To be honest, educational science is not in a very good position to provide an adequate answer to this need. The knowledge and evidence base of education in most countries goes back to philosophical traditions in pedagogy, complemented by evidence from supporting disciplines such as sociology and psychology. Only relatively recently, educational researchers have moved to state-of-the-art research approaches that would stand the test of rigour in other disciplines. But – as we often hear from education ministers – educational research has both a quantity and quality problem. Quantitatively, the amount of resources available to educational research by far does not match the needs. Compare with the health system, which consumes a more or less similar share of taxpayers’ money, but which can rely on a very extensive infrastructure of biomedical research. Nothing comparable to this exists in education. Qualitatively, many peers in the scientific domain will agree that educational science relies too heavily on pre-scientific views, often based on romanticist belief systems about children and their learning or on practical knowledge transmitted from one generation to another. Again, things are improving recently with trained researchers turning to scientific research methodologies.
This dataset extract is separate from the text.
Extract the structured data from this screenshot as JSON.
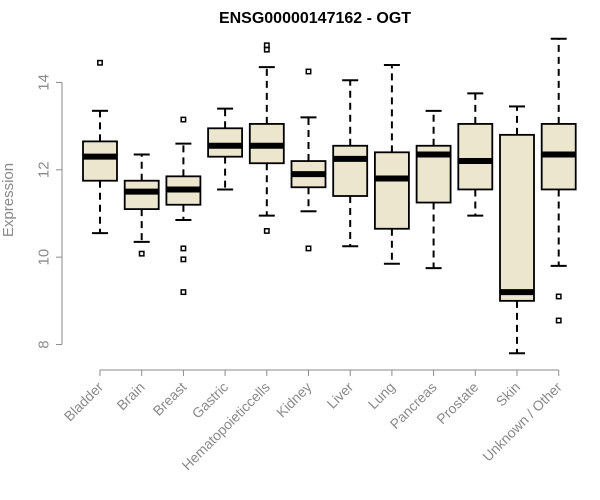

In this context, it is remarkable that other disciplines, often relatively new ones such as neuroscience, and based on new technological opportunities, such as non-invasive brain research, turn their focus to human learning. Neuro- and brain researchers join cognitive and social psychologists, colleagues working in computer and information science, specialists in artificial intelligence and machine learning and even engineers in a shared endeavour to unravel the mysteries of human learning. This cross-disciplinary effort is very welcome and starts to generate fascinating new perspectives. Old pedagogical questions, often stuck in sclerorised ideological positions, come in a completely new light. The fundamental building blocks of human learning, such as the origins of language learning and numerical representations, no longer are unchartered territories.

But then the next question is how to transmit and translate this emerging body of research evidence into the knowledge channels in education. There are very powerful barriers to new knowledge within the education infrastructure because of established, generally accepted forms of ‘knowing’ and ‘doing’, professional knowledge among teachers and age-old codified knowledge in teacher training. Confrontating these knowledge bastions will not be helpful. A careful and patient approach of translating and transmitting new research evidence is needed. That’s why an effort by the OECD Centre for Educational Research and Innovation in partnership with the US National Science Foundation’s Science of Learning Centers to present research findings by leading research teams in such a way that it is understandable by the professional educational community, is so important. The recently published Developing Minds in the Digital Age. Towards a Science of Learning for 21st Century Education fills a huge gap, in its content but also in the way it tries to translate research to policy and practice.

A cross-disciplinary science of learning is in the making and that’s probably the best news for education since long. It holds enormous promises for future improvements in the way we institutionally and professionally organise environments where humans learn. But connecting the worlds of research and educational policy and practice will take time and tedious effort.